And while you are over at The Gastronomer's Bookshelf have a look at my latest offering, a review of Anissa Helou's Mediterranean Street Food (here). I've mentioned her blog before where she often discusses something unusual, like a recent post on Middle Eastern sheep and their fat tails (here). One of the things I like about Mediterranean Street Food is the way it celebrates the exuberance of street life and those cultures where the preparation of food, and the sight and smell of food are a not just part of the everyday but very much part of the public domain.
|Ready to go in Jame' el Fna, Marrakesh|
For the outsider though street food carries with it that hint of danger and the prospect of holiday disaster. I have to admit that we weren't game enough to actually eat any of the food in either of the situations photographed above although we came under a lot of pressure to do so. And I am sure this is not the sort of thing that is intended when the food trucks finally roll out on the streets of Sydney.

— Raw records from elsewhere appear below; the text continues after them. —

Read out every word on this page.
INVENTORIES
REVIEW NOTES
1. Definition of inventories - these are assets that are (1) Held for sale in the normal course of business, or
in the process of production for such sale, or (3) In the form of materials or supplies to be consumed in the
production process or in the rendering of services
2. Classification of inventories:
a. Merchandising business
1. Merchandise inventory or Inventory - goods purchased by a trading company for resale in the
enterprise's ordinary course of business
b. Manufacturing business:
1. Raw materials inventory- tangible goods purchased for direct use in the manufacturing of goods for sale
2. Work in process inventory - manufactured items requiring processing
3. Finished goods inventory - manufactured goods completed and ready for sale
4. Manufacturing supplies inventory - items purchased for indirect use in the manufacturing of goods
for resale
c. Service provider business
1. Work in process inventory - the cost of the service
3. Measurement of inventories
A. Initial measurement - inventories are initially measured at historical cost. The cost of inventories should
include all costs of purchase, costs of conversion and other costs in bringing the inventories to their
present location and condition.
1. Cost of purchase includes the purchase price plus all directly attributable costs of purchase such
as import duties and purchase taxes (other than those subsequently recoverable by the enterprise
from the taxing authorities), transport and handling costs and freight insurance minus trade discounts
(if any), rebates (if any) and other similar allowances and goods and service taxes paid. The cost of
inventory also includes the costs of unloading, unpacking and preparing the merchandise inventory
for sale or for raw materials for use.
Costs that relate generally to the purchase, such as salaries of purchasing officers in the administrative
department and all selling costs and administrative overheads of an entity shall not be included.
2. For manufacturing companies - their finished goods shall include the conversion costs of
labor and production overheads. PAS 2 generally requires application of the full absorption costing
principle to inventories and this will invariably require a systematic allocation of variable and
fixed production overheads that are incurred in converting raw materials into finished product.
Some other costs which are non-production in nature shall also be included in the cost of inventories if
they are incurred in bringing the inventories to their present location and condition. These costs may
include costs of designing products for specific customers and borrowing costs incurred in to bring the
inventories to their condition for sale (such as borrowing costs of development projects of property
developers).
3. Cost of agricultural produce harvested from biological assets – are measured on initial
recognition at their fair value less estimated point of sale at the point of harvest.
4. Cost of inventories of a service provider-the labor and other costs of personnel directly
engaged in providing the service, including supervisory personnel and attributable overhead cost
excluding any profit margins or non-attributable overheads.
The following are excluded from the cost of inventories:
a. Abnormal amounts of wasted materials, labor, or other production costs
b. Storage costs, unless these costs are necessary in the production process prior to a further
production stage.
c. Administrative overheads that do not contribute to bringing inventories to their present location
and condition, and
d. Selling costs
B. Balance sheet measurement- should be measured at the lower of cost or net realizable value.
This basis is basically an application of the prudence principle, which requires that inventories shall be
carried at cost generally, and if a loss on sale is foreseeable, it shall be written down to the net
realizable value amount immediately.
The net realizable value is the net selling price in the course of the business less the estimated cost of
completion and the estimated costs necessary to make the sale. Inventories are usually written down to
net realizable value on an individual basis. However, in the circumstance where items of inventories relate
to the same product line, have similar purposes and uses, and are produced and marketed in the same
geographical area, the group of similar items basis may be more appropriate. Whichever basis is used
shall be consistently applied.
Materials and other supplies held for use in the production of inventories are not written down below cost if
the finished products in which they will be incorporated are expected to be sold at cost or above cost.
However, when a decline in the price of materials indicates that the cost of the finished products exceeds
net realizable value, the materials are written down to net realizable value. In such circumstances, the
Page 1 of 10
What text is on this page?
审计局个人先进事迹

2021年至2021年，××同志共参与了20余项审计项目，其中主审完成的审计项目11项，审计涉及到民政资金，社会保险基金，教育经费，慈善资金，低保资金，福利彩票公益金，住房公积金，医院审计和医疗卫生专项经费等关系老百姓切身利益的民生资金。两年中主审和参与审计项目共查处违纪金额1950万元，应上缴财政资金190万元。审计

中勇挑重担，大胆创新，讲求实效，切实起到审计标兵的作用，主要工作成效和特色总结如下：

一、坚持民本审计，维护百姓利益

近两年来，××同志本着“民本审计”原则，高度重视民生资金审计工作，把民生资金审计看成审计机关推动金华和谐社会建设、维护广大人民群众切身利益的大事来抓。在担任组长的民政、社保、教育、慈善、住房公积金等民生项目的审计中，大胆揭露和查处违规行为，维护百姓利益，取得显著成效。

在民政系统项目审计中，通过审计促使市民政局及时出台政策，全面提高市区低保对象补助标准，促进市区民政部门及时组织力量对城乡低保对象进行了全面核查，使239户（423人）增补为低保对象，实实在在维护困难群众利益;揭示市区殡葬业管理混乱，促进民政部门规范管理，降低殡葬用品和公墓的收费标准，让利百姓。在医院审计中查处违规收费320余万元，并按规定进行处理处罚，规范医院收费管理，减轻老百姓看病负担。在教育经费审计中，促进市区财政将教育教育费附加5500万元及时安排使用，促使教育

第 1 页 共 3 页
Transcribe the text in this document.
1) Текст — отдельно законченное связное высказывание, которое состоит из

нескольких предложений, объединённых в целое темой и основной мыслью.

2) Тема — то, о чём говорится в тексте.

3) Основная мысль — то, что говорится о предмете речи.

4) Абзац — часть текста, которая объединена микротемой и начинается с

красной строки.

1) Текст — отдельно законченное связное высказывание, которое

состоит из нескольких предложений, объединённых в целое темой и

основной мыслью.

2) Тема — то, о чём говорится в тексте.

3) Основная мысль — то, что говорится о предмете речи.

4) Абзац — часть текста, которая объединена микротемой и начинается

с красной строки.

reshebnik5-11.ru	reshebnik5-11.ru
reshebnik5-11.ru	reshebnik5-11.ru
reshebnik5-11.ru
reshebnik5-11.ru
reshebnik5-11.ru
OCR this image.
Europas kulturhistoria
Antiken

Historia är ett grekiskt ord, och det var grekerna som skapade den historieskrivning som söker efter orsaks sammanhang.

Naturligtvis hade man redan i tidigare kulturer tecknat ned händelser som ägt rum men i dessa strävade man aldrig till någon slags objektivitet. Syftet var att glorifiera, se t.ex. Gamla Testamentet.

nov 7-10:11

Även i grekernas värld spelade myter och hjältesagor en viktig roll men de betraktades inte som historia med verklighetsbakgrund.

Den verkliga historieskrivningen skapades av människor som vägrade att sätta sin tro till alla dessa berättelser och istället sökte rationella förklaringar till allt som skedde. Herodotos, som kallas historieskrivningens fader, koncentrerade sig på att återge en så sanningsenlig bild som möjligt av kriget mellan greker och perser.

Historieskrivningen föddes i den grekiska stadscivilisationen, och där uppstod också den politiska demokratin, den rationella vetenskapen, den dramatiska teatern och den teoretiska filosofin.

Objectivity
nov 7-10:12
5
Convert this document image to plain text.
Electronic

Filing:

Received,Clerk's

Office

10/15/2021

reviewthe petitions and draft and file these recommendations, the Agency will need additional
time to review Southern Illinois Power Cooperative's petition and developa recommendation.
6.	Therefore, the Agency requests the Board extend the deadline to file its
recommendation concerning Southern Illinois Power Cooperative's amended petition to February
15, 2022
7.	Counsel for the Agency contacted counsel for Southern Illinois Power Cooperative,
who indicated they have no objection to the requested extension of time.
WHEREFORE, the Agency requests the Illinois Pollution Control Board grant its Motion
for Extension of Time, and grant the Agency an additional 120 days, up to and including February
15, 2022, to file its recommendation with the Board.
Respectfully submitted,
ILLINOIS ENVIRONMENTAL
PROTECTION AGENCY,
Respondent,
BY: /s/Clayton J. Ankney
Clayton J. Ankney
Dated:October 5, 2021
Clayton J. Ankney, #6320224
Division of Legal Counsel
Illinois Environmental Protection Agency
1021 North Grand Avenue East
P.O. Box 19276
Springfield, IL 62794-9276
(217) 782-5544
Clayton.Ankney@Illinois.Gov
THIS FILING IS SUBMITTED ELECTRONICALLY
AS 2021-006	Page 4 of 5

The concept of mobile food is not new although the food truck idea might be the latest trend. Horse-drawn tamale carts worked the streets of Los Angeles more than a century ago. New York City has long had its share of mobile food -for ice cream and hot dog carts see Edible Geography here and for the results of last year's annual awards for street food see here.
India is perhaps one of the most exciting places for food let alone street food. For some fabulous photos of 'bicycle based commerce' in Mumbai here and for the top ten places to eat on the street, also in Mumbai see here.
Even Paris has caught the food truck bug with the delightfully named 'Le camion qui fume' which you can read about in French here or in English, albeit with an American slant, here.
Last time I mentioned the French post office style bread box which seems like a very good idea. The cupcake ATM however (which you can read about here) does not have the same appeal.